Die Absätze ihrer Pumps sind hoch, ihre glitzernden Leggins so eng wie eine Wurstpelle. Eigentlich sollten nur Mädchen und Frauen unterhalb der 30 sich in solche Outfits zwängen. Tina Turner ist fast 70, doch die engsten Hosen und die kürzesten Kleider stehen ihr immer noch. Es scheint, als wäre der Alterungsprozess bei der afroamerikanischen Sängerin gestoppt. Deshalb kam ihre Abschiedstournee vor acht Jahren deutlich zu früh. In dieser Frau steckt immer noch so viel Energie und Leidenschaft, dass sich Jahrzehnte jüngere Konkurrentinnen wie Beyonce oder Alicia Keys eine Scheibe davon abschneiden können. Wenn es eine "Königin des Soul" gibt, dann heißt sie immer noch Tina Turner.

Beim ersten von drei ausverkauften Konzerten in der Color-Line-Arena wird ihr vom Publikum gehuldigt wie einer Fürstin. Als vom Band ihre Version von "Get Back" erklingt, springen die ersten Fans im Parkett bereits auf und klatschen begeistert, als Turner dann über eine Hebebühne einschwebt und mit der rauen R&B-Nummer "Steamy Windows" ihre Show beginnt, hält es im Parkett kaum noch jemanden auf den Sitzen. In den folgenden drei Stunden nimmt die als Annie Mae Bullock in Nutbush/Tennessee geborene Sängerin das Auditorium mit auf eine Reise durch 40 Jahre Pop-Geschichte.

Sie geht zurück in die 60er-Jahre, als sie der Star der Ike & Tina Turner Revue war und singt "River Deep Mountain High" und "Proud Mary", sie covert "Help" von den "Beatles" und "Jumpin’ Jack Flash" von den Rolling Stones, und sie schenkt ihren Fans alle ihre Riesenhits aus der Zeit nach ihrem grandiosen Comeback im Jahr 1984: "Private Dancer", "What’s Love Got To Do With It", "Typical Male" und "Simply The Best".
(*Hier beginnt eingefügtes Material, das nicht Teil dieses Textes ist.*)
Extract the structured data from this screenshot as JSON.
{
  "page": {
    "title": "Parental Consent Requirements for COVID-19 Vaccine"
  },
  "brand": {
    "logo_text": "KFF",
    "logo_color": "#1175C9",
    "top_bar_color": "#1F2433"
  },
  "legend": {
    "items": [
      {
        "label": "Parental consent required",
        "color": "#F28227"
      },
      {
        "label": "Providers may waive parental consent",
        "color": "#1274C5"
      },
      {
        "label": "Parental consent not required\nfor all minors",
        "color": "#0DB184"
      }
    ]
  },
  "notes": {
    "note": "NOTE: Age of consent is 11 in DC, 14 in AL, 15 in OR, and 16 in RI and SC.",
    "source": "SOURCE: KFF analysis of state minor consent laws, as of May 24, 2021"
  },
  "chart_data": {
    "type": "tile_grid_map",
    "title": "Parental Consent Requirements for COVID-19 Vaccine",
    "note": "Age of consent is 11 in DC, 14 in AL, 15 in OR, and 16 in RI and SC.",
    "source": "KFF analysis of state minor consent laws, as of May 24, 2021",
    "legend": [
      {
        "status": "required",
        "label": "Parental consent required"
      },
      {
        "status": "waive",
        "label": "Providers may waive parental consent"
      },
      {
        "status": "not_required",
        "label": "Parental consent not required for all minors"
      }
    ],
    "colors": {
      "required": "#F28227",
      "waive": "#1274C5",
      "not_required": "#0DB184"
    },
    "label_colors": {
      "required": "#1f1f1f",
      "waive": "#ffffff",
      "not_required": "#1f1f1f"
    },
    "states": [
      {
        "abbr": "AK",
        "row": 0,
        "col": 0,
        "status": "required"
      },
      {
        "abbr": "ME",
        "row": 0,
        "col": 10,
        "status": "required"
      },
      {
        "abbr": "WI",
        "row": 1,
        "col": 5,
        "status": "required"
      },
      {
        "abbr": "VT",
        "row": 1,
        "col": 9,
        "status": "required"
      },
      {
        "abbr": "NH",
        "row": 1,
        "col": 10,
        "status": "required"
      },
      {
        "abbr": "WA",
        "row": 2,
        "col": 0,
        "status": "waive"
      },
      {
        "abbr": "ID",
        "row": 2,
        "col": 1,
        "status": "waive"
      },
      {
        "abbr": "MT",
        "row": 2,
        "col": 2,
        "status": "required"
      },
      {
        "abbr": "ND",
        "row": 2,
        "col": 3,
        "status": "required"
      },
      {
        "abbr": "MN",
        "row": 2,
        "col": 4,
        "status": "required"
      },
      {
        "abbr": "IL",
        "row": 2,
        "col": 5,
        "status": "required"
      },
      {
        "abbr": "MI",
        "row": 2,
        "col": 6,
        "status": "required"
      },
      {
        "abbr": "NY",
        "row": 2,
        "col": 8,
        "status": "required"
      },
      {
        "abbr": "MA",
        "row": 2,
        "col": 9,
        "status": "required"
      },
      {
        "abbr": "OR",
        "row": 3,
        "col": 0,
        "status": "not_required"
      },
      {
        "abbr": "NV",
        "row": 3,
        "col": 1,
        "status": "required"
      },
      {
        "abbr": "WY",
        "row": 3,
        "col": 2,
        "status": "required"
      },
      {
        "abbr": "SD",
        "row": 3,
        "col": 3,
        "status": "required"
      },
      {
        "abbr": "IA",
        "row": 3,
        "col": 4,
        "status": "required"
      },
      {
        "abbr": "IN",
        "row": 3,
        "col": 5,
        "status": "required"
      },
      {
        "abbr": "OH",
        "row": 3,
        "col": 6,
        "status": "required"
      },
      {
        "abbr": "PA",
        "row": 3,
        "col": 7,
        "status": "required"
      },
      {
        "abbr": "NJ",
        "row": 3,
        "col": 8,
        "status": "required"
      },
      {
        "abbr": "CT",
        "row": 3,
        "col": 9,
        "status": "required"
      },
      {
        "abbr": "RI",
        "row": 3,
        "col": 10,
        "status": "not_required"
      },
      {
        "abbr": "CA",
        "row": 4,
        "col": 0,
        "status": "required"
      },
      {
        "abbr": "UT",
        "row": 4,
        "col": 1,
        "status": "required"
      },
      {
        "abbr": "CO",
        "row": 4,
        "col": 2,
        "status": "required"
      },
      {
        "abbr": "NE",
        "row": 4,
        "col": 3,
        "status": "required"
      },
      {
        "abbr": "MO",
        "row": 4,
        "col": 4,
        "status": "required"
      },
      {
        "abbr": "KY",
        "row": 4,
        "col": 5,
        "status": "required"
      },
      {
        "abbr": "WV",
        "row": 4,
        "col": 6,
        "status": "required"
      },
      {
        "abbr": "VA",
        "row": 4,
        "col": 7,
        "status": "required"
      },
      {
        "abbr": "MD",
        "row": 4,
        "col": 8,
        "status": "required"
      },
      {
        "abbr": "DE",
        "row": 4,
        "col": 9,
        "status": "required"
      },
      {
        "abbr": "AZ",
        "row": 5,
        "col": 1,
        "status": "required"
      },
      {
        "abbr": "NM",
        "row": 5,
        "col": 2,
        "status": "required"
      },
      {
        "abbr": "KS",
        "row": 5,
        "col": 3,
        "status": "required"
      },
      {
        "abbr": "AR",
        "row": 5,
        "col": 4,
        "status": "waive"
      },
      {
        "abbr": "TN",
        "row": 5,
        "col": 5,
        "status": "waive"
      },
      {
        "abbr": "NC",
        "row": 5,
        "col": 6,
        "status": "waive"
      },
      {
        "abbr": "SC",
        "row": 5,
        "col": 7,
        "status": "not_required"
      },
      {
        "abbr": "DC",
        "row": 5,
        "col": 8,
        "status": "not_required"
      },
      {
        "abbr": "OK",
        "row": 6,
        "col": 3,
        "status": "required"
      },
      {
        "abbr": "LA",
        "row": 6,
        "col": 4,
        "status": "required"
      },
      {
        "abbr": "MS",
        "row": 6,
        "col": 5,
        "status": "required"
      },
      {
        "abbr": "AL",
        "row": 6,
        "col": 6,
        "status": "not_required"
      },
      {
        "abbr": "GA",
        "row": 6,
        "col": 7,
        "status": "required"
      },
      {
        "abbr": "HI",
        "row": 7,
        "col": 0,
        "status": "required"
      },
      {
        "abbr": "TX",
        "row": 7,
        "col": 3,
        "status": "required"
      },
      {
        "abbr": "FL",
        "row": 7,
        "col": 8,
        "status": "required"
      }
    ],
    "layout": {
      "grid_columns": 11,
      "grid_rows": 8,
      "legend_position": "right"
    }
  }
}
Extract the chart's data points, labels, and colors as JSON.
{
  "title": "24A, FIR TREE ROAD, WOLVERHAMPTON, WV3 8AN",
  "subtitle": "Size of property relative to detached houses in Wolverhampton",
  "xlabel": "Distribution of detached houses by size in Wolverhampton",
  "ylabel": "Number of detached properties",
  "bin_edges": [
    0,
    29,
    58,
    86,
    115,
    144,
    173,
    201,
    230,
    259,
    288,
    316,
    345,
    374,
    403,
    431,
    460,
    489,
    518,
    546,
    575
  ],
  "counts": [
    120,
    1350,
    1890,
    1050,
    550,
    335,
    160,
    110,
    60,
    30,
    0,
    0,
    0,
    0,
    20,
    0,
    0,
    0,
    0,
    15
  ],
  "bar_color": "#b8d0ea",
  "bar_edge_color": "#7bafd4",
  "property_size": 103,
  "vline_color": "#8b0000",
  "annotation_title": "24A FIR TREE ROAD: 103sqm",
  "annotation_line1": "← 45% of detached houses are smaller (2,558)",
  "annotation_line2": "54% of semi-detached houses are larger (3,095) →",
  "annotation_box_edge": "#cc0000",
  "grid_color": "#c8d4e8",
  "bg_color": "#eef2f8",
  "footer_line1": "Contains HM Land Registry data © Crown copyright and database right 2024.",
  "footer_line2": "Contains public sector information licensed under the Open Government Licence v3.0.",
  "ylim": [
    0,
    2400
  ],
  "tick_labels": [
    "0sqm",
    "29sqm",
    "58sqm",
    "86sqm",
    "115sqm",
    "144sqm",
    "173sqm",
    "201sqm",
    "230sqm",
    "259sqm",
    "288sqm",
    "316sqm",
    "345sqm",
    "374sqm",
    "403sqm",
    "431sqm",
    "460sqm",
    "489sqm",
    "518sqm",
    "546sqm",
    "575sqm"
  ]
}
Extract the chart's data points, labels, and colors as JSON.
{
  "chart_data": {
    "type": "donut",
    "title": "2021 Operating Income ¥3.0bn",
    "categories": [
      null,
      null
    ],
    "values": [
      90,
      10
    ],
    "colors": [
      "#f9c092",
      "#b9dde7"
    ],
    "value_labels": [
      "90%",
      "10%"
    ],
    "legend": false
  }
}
Fünf Mal wechselt sie ihre Bühnenoutfits, um anschließend jeweils von einer anderen Hebebühne wieder ins Zentrum des Geschehens gehievt zu werden. Für die Filmsongs "We Don’t Need Another Hero" aus "Mad Max III" und "Golden Eye" aus dem gleichnamigen James-Bond-Thriller hat Bühnen-Designer Mark Fisher, der auch schon so manche Rolling-Stones-Show inszeniert hat, groß aufgefahren und die entsprechenden Filmkulissen in diese Multi-Media-Show integriert. Angesichts dieser Opulenz mag so mancher Zuschauer ahnen, warum seine Eintrittskarten mehr als 200 Euro gekostet haben.

Aber eigentlich braucht Tina Turner all diesen technischen Firlefanz nicht. Die stärksten Momente hat dieser außergewöhnliche Abend nach der Pause, als Tina Turner inmitten ihrer exquisiten Band sitzt und zuerst den Beatles-Klassiker "Help" als eine unter die Haut gehende Ballade interpretiert und anschließend Al Greens "Let’s Stay Together" durchleidet. Doch meistens gab es an diesem Abend die andere Tina Turner, das in Hi-Heels über die Bühne steppende Energiebündel, mit "Nutbush City Limits" als Höhepunkt im Zugabenteil. Ihre Rückkehr auf die Bühne gelingt furios, die Show hat Weltklasse-Format und Tina Turner gibt den Zuschauern unausgesprochen noch eine Botschaft mit auf den Weg: Seht mich an! Ihr müsst keine Angst vor dem Alter haben.